The land of wood and water
The original inhabitants of Jamaica are believed to be the Arawak, who came from South America 2,500 years ago and named the island Xaymaca, which meant ‘land of wood and water' – hence the name of Jackson's relaunched restaurant.
The location of the restaurant is of course historically significant too, with Brixton's restaurant scene hugely influenced by Caribbean cuisine. Many Caribbean people travelled to the UK to take up jobs in sectors affected by Britain's post-war labour shortage in the last century, particularly through the labour exchange on Brixton's Coldharbour Lane.
Jackson writes the menus at Wood & Water herself, which change every three to four months, using British produce fused with Jamaican flavours.

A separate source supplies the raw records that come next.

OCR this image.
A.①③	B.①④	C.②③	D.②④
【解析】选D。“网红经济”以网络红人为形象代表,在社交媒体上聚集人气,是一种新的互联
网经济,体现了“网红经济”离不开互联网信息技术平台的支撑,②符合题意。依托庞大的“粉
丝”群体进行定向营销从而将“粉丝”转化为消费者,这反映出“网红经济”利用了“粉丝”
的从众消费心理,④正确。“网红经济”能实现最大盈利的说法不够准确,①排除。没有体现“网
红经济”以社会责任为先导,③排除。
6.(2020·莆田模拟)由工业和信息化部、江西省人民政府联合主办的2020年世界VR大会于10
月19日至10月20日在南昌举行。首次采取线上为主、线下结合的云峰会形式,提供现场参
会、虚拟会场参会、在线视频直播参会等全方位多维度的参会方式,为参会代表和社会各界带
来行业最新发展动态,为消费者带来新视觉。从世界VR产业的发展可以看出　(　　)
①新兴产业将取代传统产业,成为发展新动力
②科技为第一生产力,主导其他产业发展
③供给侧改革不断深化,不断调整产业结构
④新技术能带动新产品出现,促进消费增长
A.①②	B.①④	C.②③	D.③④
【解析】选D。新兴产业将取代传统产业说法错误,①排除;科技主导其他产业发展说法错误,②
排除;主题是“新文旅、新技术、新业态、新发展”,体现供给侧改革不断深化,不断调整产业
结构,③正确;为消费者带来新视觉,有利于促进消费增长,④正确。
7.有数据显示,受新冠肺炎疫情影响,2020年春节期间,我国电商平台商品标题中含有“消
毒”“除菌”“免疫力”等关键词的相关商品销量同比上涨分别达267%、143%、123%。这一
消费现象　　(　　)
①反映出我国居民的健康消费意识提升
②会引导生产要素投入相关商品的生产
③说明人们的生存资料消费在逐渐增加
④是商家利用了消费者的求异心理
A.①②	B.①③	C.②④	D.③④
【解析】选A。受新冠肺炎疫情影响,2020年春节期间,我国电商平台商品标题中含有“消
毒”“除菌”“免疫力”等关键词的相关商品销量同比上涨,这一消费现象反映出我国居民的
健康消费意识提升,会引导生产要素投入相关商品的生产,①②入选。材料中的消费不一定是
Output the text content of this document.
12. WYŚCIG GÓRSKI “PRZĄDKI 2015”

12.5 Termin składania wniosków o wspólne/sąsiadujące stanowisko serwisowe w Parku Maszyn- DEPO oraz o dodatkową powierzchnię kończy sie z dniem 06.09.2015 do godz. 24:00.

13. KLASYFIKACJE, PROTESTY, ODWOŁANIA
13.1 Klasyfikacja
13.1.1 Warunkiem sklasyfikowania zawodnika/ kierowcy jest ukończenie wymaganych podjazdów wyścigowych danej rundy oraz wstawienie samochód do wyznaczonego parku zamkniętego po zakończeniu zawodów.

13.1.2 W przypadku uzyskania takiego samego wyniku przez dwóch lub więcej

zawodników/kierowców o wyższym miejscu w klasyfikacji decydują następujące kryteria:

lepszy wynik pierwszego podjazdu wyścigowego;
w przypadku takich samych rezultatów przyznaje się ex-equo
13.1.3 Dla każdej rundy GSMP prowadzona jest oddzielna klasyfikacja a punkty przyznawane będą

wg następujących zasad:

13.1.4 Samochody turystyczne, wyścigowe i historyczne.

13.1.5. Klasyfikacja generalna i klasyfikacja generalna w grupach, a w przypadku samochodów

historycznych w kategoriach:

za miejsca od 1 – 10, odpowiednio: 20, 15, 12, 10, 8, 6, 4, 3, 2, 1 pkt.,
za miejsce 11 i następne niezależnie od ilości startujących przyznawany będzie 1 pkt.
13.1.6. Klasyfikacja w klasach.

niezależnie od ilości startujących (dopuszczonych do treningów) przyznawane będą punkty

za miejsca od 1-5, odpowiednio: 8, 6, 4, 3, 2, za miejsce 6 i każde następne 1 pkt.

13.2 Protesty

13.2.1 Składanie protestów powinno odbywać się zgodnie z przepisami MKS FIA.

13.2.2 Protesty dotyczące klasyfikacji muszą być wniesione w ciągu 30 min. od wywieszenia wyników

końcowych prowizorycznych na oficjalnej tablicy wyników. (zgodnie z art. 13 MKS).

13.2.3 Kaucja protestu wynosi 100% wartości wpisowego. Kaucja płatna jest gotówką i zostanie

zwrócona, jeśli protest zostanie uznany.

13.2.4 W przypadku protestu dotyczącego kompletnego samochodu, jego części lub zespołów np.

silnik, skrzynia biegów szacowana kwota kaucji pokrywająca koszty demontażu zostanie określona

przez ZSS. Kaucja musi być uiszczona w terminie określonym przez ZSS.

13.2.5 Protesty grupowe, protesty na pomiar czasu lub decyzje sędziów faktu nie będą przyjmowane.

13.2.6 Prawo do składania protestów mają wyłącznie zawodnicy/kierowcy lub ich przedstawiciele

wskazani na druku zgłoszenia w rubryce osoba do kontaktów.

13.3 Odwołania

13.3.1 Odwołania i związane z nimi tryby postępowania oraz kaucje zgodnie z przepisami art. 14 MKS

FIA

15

"We don't serve rice and peas anymore, which might be considered blasphemous for some people," she says – instead the restaurant's signature dish is goat croquettes with plantain ketchup.
The roasted cauliflower with beetroot hummus and tamarind has been popular – although will come off the menu soon – while the colder months will see the return of last year's pan-seared duck breast with jerk glaze, roasted sweet potato purée and rum-soaked plums.
In a review for the Evening Standard, David Ellis described the Jamaican influences at Wood & Water as "on the edges and in the spicing, in the bits that make a dish distinct: the scotch bonnet and ginger turning a sun lamp on pale king prawns; the three crisp goat-meat croquettes leaning on a mound of plantain ketchup; in jerk spices rattling both the roasted cauliflower and salted cod".
Jamaica's national dish, ackee and saltfish, is on both the dinner and brunch menus, and Jackson acknowledges that the restaurant will "tick the box" of particularly significant dishes to Jamaican culture – but there won't be any jerk chicken on the menu anytime soon.
"The things that I love, I feel like those things are getting lost. We didn't have any good jerk pork. The places that I usually go to, they weren't delivering the way they used to, and I was a little bit heartbroken," she explains.
One dish she will be introducing is fried fish with escovitch sauce (made with pickled carrots, onions and scotch bonnet), which she ate in Hellshire Beach. The dish has its roots in Spanish cuisine – Jamaica was under Spanish rule between 1509-1655.
"Every time I go home, I will have something and think, ‘how can I incorporate this not in a way that's supposed to copy that experience?' You should be able to feel the link without it being directly replicated," she says.